Magnetic anisotropy (MA) in magnetic multilayer structures plays a critical role in the design of future spintronic and magnetic devices. This property is more important for structures with a thickness of few angstroms, such as few-layer two-dimensional materials. Here, we determined the variation in the interface MA in mono- and bi-layer Co/phosphorene heterostructures via first-principles density functional theory calculations. We found that the MA of these structures was comparable to those of ferromagnet/heavy-metal interfaces, despite the small spin-orbit coupling strength of phosphorus atoms.
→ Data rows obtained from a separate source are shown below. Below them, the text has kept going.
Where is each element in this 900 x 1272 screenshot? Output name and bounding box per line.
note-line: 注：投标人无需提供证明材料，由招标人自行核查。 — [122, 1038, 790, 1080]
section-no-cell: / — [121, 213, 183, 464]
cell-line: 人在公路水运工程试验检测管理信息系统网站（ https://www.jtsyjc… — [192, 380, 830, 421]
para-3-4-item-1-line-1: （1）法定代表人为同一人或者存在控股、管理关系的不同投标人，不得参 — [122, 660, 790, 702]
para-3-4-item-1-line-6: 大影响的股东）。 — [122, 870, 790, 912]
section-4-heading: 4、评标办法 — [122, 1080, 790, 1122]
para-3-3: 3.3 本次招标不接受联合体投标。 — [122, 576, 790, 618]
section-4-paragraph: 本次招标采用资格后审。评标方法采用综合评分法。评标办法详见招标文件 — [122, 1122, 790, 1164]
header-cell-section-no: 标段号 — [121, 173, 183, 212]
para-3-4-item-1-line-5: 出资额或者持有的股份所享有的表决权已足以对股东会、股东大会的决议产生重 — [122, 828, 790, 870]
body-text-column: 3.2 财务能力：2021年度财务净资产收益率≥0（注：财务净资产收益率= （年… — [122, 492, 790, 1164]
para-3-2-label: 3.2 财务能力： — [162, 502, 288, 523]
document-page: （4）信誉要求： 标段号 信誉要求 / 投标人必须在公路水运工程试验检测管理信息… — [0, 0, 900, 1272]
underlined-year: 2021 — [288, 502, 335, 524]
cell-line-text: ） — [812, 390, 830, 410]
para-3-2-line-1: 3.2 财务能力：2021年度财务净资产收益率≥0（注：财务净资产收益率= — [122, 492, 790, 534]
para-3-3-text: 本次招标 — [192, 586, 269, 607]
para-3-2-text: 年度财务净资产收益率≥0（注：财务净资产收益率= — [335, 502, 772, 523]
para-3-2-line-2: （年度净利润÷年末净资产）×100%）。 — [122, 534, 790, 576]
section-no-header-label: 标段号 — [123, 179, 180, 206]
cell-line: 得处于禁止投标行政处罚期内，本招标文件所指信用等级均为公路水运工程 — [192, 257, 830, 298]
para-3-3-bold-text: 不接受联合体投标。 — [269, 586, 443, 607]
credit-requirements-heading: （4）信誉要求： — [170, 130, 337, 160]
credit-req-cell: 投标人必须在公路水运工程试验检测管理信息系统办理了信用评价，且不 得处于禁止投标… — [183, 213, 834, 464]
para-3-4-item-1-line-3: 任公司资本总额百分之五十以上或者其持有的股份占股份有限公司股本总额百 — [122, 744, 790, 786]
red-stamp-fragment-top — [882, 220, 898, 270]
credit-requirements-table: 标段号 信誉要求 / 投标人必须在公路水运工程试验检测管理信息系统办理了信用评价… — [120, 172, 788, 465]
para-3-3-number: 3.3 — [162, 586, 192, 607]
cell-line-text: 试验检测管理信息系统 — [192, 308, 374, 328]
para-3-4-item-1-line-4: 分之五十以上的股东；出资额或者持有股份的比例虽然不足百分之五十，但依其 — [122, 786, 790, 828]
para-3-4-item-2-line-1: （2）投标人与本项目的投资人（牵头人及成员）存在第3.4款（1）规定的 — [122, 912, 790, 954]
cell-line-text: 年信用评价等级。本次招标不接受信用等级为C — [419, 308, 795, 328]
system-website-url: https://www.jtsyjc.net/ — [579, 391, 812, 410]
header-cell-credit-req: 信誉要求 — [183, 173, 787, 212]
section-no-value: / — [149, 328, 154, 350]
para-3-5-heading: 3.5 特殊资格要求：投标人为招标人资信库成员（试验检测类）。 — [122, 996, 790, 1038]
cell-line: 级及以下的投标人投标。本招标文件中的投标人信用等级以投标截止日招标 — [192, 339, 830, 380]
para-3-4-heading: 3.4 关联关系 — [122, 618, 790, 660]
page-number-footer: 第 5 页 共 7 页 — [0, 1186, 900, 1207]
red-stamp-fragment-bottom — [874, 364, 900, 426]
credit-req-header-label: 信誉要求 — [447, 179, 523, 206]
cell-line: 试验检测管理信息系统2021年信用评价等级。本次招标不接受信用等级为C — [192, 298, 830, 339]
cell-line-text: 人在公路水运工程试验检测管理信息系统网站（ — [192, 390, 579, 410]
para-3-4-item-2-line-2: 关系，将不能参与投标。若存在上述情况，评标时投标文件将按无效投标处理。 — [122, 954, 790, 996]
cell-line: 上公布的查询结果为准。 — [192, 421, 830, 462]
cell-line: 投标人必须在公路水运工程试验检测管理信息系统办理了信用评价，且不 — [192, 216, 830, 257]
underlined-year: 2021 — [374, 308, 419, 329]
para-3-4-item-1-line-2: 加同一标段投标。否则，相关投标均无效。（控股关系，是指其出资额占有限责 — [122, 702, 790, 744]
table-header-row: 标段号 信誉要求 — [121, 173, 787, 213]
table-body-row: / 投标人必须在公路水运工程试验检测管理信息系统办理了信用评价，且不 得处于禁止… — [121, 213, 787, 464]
The hybridization of the metal d and the phosphorene p orbitals is well manifested in the projected density of states of these systems. The strain dependence of the magnetic anisotropy energy (MAE) in bilayer Co/phosphorene heterostructures under uniaxial strains along zigzag and armchair directions of the phosphorene layer was investigated, indicating that the MAE of the system increases by more than 80% by applying the strain. More specifically, by utilizing the uniaxial tensile strain along the zigzag direction of this structure, we found that MA could vary from perpendicular to in-plane directions. Our findings indicate that interlayer hybrid bonds in two-dimensional layered materials can be a promising approach to tailoring the MA property.

磁性多层结构中的磁各向异性（MA）在未来的自旋电子和磁性器件的设计中起着至关重要的作用。此属性对于厚度为几埃的结构（例如，多层二维材料）更为重要。在这里，我们通过第一原理密度泛函理论计算确定了单层和双层Co /磷杂环结构中界面MA的变化。我们发现，尽管磷原子的自旋轨道耦合强度较小，但这些结构的MA与铁磁体/重金属界面的MA相当。金属d与磷p的杂化这些系统的预计状态密度很好地体现了轨道。研究了沿磷光体之字形和扶手椅方向单轴应变的双层Co /磷光体异质结构中磁各向异性能（MAE）的应变依赖性，表明通过施加应变，系统的MAE增加了80％以上。更具体地，通过利用沿着该结构的之字形方向的单轴拉伸应变，我们发现MA可以从垂直于平面内方向变化。我们的发现表明，二维分层材料中的层间杂化键可能是定制MA性能的一种有前途的方法。